I give thanks for a bit more sleep in the night, and a bit less pain during the day so that I've been able to tackle a few small tasks that were only going to get bigger if left to their own devices...like cleaning the kitchen sink!

'Tis the season for my social anthropologist soul to be jolly fascinated by the revving up of what passes for ritual...and I give thanks for musing on the mysteries. Otherwise, being only marginally involved, it's often a rather poignant time as most human interactions involve listening to other people's plans for gifts and menus and social arrangements while dreading having to share mine in case they feel sorry for me...and make me wonder if I should feel sorry for myself as well - never a good plan!

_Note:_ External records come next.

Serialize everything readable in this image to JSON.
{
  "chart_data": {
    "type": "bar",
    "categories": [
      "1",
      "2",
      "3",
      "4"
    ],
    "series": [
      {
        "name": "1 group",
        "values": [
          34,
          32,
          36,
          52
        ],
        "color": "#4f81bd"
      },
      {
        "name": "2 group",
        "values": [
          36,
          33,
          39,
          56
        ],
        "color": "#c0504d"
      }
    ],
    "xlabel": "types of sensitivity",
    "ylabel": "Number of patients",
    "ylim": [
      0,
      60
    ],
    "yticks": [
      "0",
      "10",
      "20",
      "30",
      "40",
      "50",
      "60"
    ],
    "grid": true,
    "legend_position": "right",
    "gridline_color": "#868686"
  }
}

This year I give thanks for my autumnal incarceration meaning I'm avoiding a lot of that...and also, so far, resistible charitable offers... but I do give thanks for a plan to meet some ladies from choir for a cuppa and maybe a mince pie! Of course there's things do I enjoy doing at the turning of the year but they're not likely to be on the agenda this time, so I can but give thanks for years of practice at not doing what I enjoy...and for memories of when I have. What are they? Well two of them are a) to be in the middle of the seemingly sleeping British countryside b) and to sing Tchaikovsky's Crown of Roses in four part harmony. Just listening to it is not the same...but on the other hand I do find it hard to sing because it always makes me cry...and, heathen that I am, it's the music that does that not the words! Thus I give thanks for finding a link in a its (original?) non-distracting Russian...and also because in this recording the mic picked up the bass line so well. The bass is ace!